Suddenly the seven hundred scales for my expedition were an impossible, insurmountable, sum once added to the baronet's fifteen hundred.
Tyella.
I had to try. Fortunately, I knew a guy.
"You have my sincere apologies, Lord Clasicant," Bithzok Durmakson, a dwarven officer of accounts, assured me in hushed tones of embarrassment. Even cloistered in one of the bank's many confidential alcoves, passersby may have been within hearing if our voices raised unnecessarily. He slid thick fingers along the last several entries in my ledger, illustrating the bad news with unfortunate finality. "No new deposits in almost two years, and the interest bearing principle in your account has dipped far too low for me to authorize any notes in excess of three hundred scales without a sale of bonds."
"You're sure?" I cringed. "Please check again. The proceeds from my silk shipment eighteen months ago surely—"
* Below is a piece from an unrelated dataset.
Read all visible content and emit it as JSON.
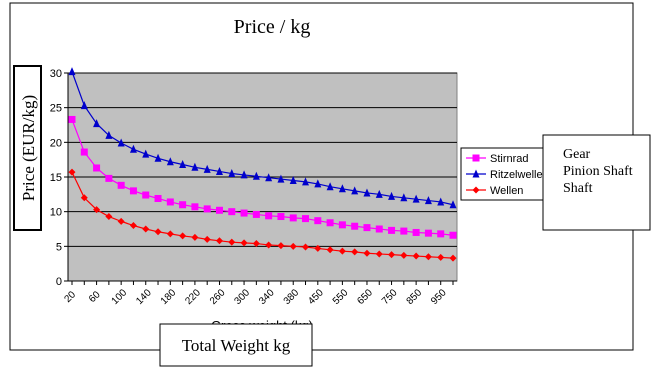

"Forty eight hundred scales, my lord," he agreed, punctuating the figure crisply with a poke at the last positive entry in my ledger. His flawless figures were round and tidy, not unlike the small fellow himself. "But you have spent nearly 94 percent of that deposit since then, leaving your account three hundred scales until your next annuity."
Bithzok was a friendly acquaintance of mine who had been helping me with my accounts since retiring from the Wandeers to pursue his love of shiny yellow metal. Working for the Crown Bank gave him the opportunity to count, organize and grow mountains of the stuff for his clients.
"I see," I said, deflating. Without liquor, and living at the Ill'Enniniess Hall, I could live off three hundred scales almost indefinitely. With the money I owed Sir Divon, however, I was in real trouble.
"Listen Rip," Bithzok confided, catching my left shoulder in his broad, bony hand. "I know it seems bleak, but this is the first time in a while you've seemed willing to hear what I have to say. Might I test your patience with a bit of advice?"
"Of course," I allowed, glaring at the ledger as if I could burn away the debits on my account.
"Your position is not terrible," he lied. "Most of your creditors have cashed out your debt in recent years, so aside from Sir Divon, you really don't owe more than a few thousand, and most of that to personal friends. I wouldn't advise borrowing any more from them, but why not ask Sir Divon for another two weeks?" When my face pursed unhappily, he asked, "Your expedition to Antondeak is due to return this month, is it not?"
"If all goes well, it may," I confirmed. The last time I had checked my correspondence from Andondeak was nearly eight months gone, but I didn't say so.
"The prices of Lundoran spice are quite high this season," he said, as if this would solve my problems. "Pay the baronet then, turn the remaining proceeds into silk caravans staggered by a month or two, and bide your time. With careful husbandry, your fortune will return."
"I would sooner cut off my ears than tell Divon I don't have the money," I groused. "It would also falsify the polite pretense that I was oblivious of the loan's due date. What's my alternative?"
Bithzok breathed deeply, rolled slate gray eyes and exhaled in a whoosh that blew his long, salted mustache away from his face. "I wouldn't recommend it as it would disrupt your annuity, but you might sell some bonds to pay the current debt, and reinvest once your expedition returns... however—"
"Do it," I said, cutting him off and ignoring the accusations of folly in Bithzok's eyes.
I wasn't usually so impulsive. I liked to look for the logical, fully realized solution; the winning stroke. But broke was broke, and Ella had a century's head start.
"Rip, my friend, please reconsider," Bithzok groaned. "Your bonds have been invested since before I had whiskers! You will lose a fortune in potential prof—"
"How quickly can I have the notes?" I pushed, interrupting again. Like pulling a bandage from a dry wound.